Career progression is sometimes compared to participation in a tournament. The basic idea is that employees compete against one another for advancement. At each level, when a managerial position opens up, qualified people apply, and the one who gets the position “wins” that stage of the tournament. In this model, company leaders presume that the best person for the job emerges victorious, which is good for that individual and for the company overall. Yet many implicit tournament criteria aren’t demographically neutral. People with the same skills but different demographic characteristics aren’t equally likely to win.
If an organization wants more women to advance in the career-progression tournament, it can’t just tell them to compete harder — it has to change how the tournament is scored.
This kind of systemic bias affects many different groups, but in my own research and work with companies, I’ve seen how it affects women’s careers in particular. If an organization wants more women to advance in the career-progression tournament, it can’t just tell them to compete harder — it has to change how the tournament is scored. That means actually revising the criteria for promotion so that men don’t have a systemic advantage. To do that, leaders need to investigate how the scoring in their organization really works — what’s rewarded, both implicitly and explicitly — and what parts of the scoring system put women at a disadvantage.
How tournament criteria hold women back
At many organizations, several implicit tournament criteria put women at a disadvantage when competing with men for promotions. The first has to do with how much one works, or is perceived to be working. Organizations generally reward people who stay at the office late, spend more time schmoozing after hours, or create the impression that they’re working a lot of hours. (I’m looking at those people who send emails at 1 a.m.) Employees who step up by “doing whatever it takes” are seen as more valuable. That’s particularly true when organizations look to cut salary costs and expand jobs so that the same work is done by fewer people. The belief is that the more hours a salaried employee works, the less each hour costs the organization, thus making the employee more valuable.
Yet if working longer hours is an implicit criterion in the tournament, those who can’t do so are at a disadvantage, even if they’re high performers. For example, research has clearly shown that because of the way families are typically organized, men reap the benefits of working more hours. Women aren’t necessarily less productive, but they’re often responsible for child care, eldercare, and household chores. Fulfilling those responsibilities requires greater flexibility and tends to preclude frequent late-night dinners or other after-hours work.
Another common tournament criterion is the type of work an individual engages in. People who do high-visibility work such as handling a big project are at an advantage, and those who do low-visibility work are typically at a disadvantage. Every organization requires a lot of low-visibility work to keep meetings running and employees happy; the question is how this work is distributed. As it turns out, women are more likely to be asked to do these kinds of office “housework” tasks and are thought poorly of if they refuse. Men are less likely to be asked to do this type of work, and even if they refuse, coworkers don’t think less of them. Again, men have an advantage over women.

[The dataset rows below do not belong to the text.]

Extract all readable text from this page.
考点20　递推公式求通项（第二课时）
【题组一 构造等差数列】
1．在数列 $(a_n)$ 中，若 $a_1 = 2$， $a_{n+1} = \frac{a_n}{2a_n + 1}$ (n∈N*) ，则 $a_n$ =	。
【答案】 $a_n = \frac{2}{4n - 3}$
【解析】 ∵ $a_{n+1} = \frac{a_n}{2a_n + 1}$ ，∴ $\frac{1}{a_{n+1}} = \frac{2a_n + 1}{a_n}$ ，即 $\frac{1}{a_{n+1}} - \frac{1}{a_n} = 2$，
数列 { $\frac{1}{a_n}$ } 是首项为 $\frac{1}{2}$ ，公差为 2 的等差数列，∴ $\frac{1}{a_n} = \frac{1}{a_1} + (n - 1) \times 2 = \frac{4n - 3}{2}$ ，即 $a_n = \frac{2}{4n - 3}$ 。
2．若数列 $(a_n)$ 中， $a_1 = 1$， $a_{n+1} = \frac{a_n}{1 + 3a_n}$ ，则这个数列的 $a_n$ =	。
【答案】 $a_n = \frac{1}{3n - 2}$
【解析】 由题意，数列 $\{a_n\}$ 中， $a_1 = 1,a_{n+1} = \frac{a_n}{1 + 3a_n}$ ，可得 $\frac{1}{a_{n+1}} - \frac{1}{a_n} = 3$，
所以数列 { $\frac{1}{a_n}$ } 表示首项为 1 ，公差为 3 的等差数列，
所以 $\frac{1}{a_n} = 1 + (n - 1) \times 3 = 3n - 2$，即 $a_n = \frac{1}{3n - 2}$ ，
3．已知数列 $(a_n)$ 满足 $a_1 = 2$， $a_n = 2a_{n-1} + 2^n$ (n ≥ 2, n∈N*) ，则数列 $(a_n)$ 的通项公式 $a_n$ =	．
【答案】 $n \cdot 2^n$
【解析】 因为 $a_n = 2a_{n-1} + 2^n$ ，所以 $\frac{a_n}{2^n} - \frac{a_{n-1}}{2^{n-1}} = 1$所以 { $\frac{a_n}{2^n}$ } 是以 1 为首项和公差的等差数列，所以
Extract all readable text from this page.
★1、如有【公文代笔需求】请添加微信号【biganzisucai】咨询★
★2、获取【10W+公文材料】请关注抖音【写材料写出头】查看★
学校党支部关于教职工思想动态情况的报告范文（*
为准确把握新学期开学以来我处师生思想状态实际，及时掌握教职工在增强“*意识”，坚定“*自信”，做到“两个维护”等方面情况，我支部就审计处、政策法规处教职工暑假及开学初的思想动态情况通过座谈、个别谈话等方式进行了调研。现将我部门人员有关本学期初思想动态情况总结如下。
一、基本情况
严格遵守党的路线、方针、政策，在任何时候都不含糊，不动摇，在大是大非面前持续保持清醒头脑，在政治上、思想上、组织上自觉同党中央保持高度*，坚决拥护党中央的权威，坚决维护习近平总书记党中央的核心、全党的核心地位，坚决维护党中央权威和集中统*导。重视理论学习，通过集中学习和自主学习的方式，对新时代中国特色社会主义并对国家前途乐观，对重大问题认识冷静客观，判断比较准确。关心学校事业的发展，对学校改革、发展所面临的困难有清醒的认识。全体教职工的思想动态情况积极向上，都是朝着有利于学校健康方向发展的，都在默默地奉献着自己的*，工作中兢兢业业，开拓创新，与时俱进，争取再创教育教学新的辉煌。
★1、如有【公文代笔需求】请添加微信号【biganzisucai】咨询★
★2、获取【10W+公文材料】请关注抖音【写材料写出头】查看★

Moreover, two factors in getting high-visibility work — or being able to refuse low-visibility work — are what people ask for and how much of a “go-getter” they’re perceived to be. Under certain circumstances, people who act more dominant have an advantage in the career tournament (up to a certain point) because they’re more likely to be seen as leaders, regardless of their competence. And, perhaps not surprisingly, this approach favors men. Men talk more than women do in meetings, they physically take microphones away from women, they interrupt more than women do (and interrupt women more than they do men), and they take credit for others’ contributions (again, for women’s more than for men’s). Of course, women could behave similarly, but those who do act this way are perceived more negatively than are men. Essentially, women who act dominant are at a disadvantage in the tournament in a way that men aren’t.
Making the tournament fair
Companies have taken well-intentioned steps to close gender disparities at work, providing support, mentoring, and training, and coaching managers about implicit bias. These are all worthwhile tactics — yet they’re also ultimately insufficient. If leaders want to fix the underlying problem, they’ll need to change many of the implicit and explicit criteria that they use to evaluate promotion candidates.
For example, leaders could communicate emphatically that the number of hours people work, or how frequently they show up for after-work events, are not criteria for advancement. A fairer approach is to focus on how well employees meet the stated goals of their current role. Leaders also could look at the criteria that lead to a saner work–life balance — for example, finding out whether managers are contacting people when they are on vacation. Finally, organizations should evaluate candidates on how much low-visibility work they've done, giving them credit for doing it and demerits for dodging it.
To be clear, leaders need to keep organizational profitability in mind. But if they care about sustainability and women’s advancement — if they truly believe that gender diversity is a business imperative — then they also need to think about ensuring that one group no longer has a systemic advantage over another. After all, if you want different people to win the tournament, you have to change some of the criteria so they can.